Tunchiornis is a genus of birds in the family Vireonidae, the vireos, greenlets, and shrike-babblers. Its members are found in Central and South America.

==Taxonomy==

The genus Tunchiornis was introduced in 2014 by David Slager and John Klicka with Hylophilus ochraceiceps Sclater, PL, 1860, the ochre-crowned greenlet, as the type species. The genus name combines El Tunche from Peruvian mythology, the whistling guardian spirit of the forest, with Ancient Greek ορνις/ornis, ορνιθος /ornithos meaning "bird".

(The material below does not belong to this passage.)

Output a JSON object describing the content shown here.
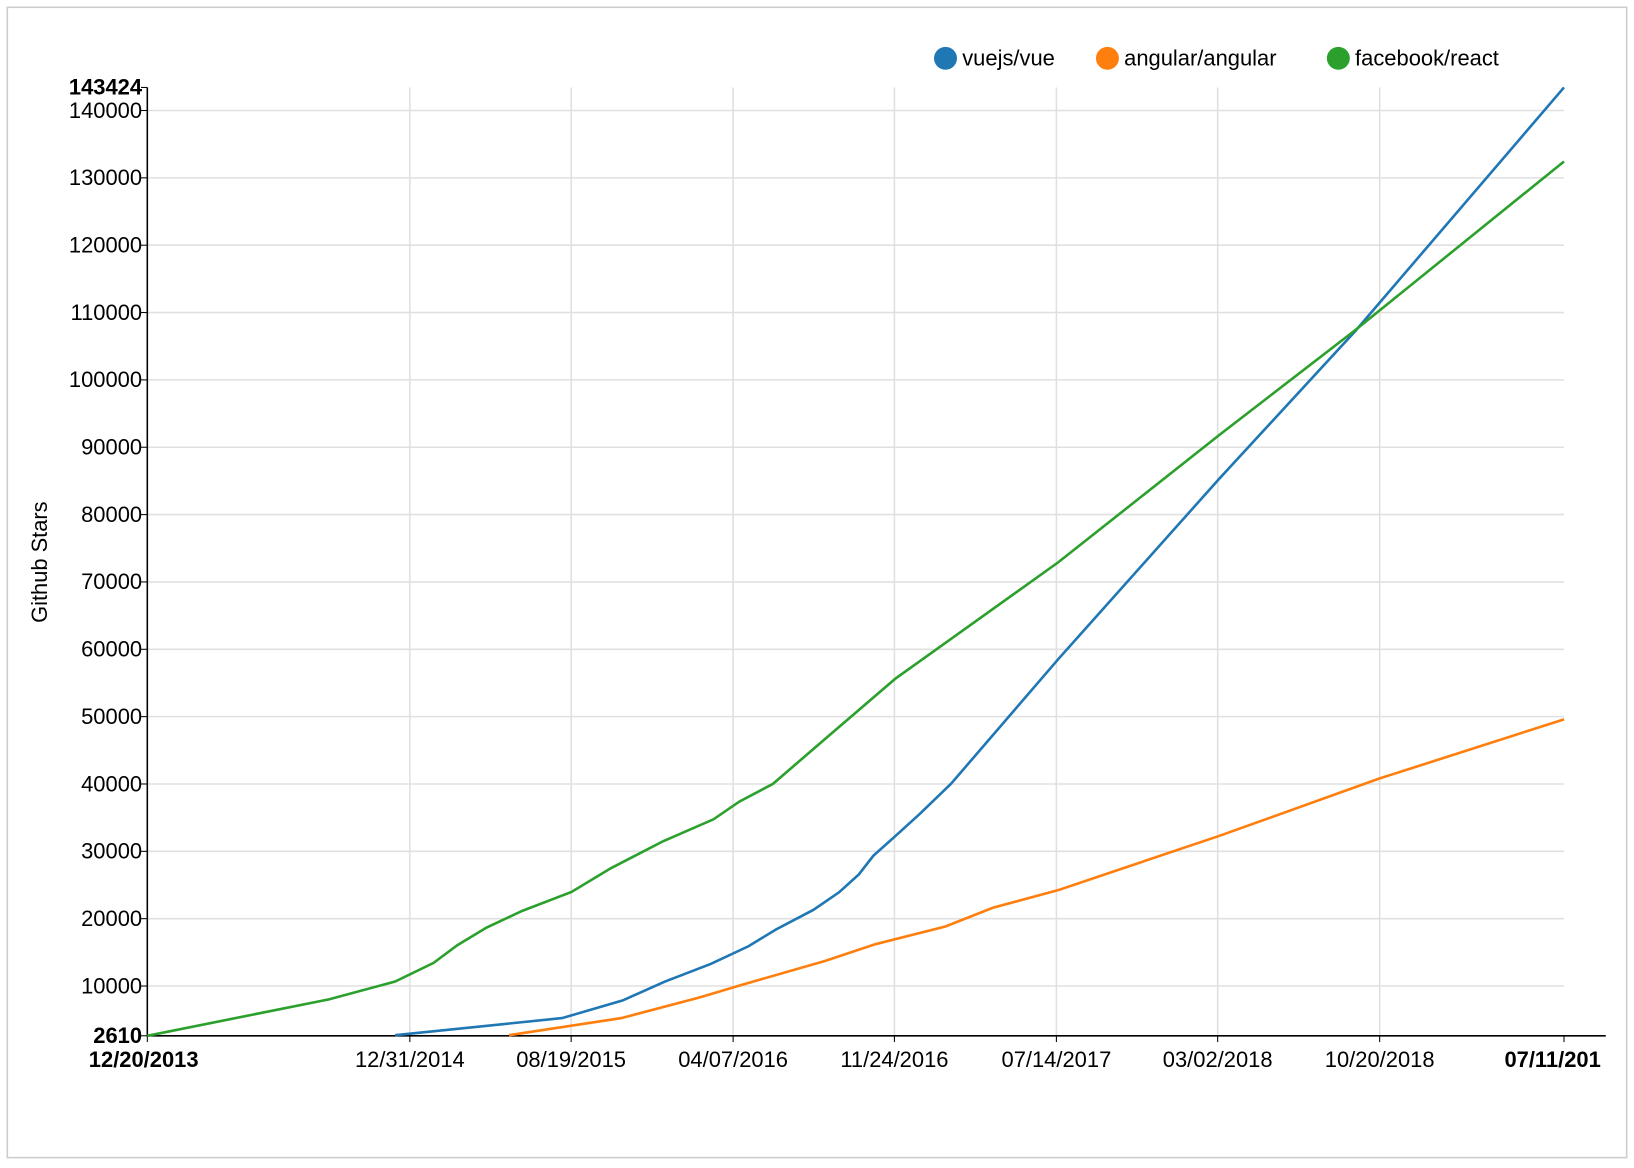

The genus' further taxonomy is unsettled. The IOC, AviList, the Clements taxonomy, and the South American Classification Committee (SACC) recognize these four species:

| Image | Common name | Scientific name | Distribution |
|---|---|---|---|
|  | Ochre-crowned greenlet | Tunchiornis ochraceiceps | Mexico, Central America, western Colombia. |
|  | Rufous-fronted greenlet | Tunchiornis ferrugineifrons | Western Amazonia. |
|  | Guianan greenlet | Tunchiornis luteifrons | Guiana shield. |
|  | Para greenlet | Tunchiornis rubrifrons | Pará, Brazil. |

However, BirdLife International's Handbook of the Birds of the World (HBW) does not recognize T. ferrugineifrons as a species but includes it as a subspecies of T. ochraceiceps. Confusingly, it calls T. ochraceiceps by its old name "tawny-crowned greenlet" and calls T. rubrifrons the "rufous-fronted greenlet", which the other systems use for T. ferrugineifrons. It also calls T. luteifrons the "olive-crowned greenlet". And in July 2026 the SACC renamed all members of Tunchiornis "brownlet". They made the change because the genus Tunchiornis is not closely related to the other genera of greenlets and because its species are more brown than green. (Note: The SACC adopted the split in February 2026 and between then and July called the four species the "northern", "western", "Guianan", and "Para" tawny-crowned greenlets. At the same time that they adopted "brownlet" they deleted "tawny-crowned" from the names and adopted the other systems' prefixes of "ochre-crowned" and "rufous-fronted" for the first two species.)